Hana’s feet chased him down Puiha, through Maunga’s pass, and over Pukepuke’s soft grass. Finally she caught him kneeling in front of Sea.
She threw her arms around the boy’s neck. “I want to live”.
But the search had taxed her starved body. Hana laid her head on the stars that had dripped to shore. She could smell heather and brine. Inside the boy’s chest her heart started to slow.
His rabbit stamped his sandy feet. “Please,” his thumps said to Sea, “not him too.”
Moana felt sorry for the orphan girl and the boy with the rabbit. She spoke to her brother, Sky and to the three sisters of earth and fire.

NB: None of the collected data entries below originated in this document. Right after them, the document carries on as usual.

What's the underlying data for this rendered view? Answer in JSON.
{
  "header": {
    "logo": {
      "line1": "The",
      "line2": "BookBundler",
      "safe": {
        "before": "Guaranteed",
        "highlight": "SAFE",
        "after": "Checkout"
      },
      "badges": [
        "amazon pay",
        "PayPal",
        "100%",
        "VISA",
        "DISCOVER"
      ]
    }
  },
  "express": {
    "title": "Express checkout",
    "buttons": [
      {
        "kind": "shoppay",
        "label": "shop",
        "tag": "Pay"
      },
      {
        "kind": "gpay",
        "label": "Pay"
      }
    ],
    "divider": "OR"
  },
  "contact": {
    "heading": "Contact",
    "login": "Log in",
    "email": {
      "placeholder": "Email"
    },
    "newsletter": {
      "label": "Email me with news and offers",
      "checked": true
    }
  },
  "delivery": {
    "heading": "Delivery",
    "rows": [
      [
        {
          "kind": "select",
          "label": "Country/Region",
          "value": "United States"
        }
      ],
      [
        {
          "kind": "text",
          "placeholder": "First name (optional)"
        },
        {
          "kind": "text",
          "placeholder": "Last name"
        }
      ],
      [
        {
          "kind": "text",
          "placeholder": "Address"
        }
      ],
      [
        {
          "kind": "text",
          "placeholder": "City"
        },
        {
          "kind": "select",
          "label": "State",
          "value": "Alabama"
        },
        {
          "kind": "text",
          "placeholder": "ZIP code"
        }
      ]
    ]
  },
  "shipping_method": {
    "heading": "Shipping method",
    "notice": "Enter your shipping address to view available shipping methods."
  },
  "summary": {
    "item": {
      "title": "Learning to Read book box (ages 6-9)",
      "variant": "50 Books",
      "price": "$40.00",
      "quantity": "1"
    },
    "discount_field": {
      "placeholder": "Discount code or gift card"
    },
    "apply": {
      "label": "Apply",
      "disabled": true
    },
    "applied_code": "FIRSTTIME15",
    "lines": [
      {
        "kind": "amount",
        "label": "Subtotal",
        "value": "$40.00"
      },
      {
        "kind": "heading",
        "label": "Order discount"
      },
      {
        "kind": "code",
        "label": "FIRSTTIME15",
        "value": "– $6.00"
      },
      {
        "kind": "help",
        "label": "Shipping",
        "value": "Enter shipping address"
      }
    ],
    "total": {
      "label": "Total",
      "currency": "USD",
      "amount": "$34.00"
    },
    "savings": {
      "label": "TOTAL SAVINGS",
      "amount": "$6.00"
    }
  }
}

Hana closed her eyes. The earth swallowed her body. Her water was claimed by Sea. The life that sparked at Hana’s birth hitched a lift to the sky with her last breath and banked into Puiha’s fire.
The heart thudded back in the boy’s chest. He sat up. The iron bands had loosened but he couldn’t see Hana or his rabbit. He looked for a hint of her brown skin and hair, hoped for a glimpse of those grey eyes. Then he started to cry. He was only a small boy after all and he’d just lost his heart and his hare.
“Don’t cry,” said Hana. He could hear her voice in the surge of the waves.
“Close your eyes”. The warm sand enfolded him like a caress. He could smell her breath on the breeze.
“I’ll always be here,” she said. “Always”.
The sun set, tempering the boy’s red curls. He lay on his back to wait for his rabbit. He didn’t have to wait long. As the velvet black fur of the night woke to go hunting the boy saw him, twinkling high in the sky.
“I hope you don’t mind,” the boy heard Hana say. “I had to have him. He matches my eyes.”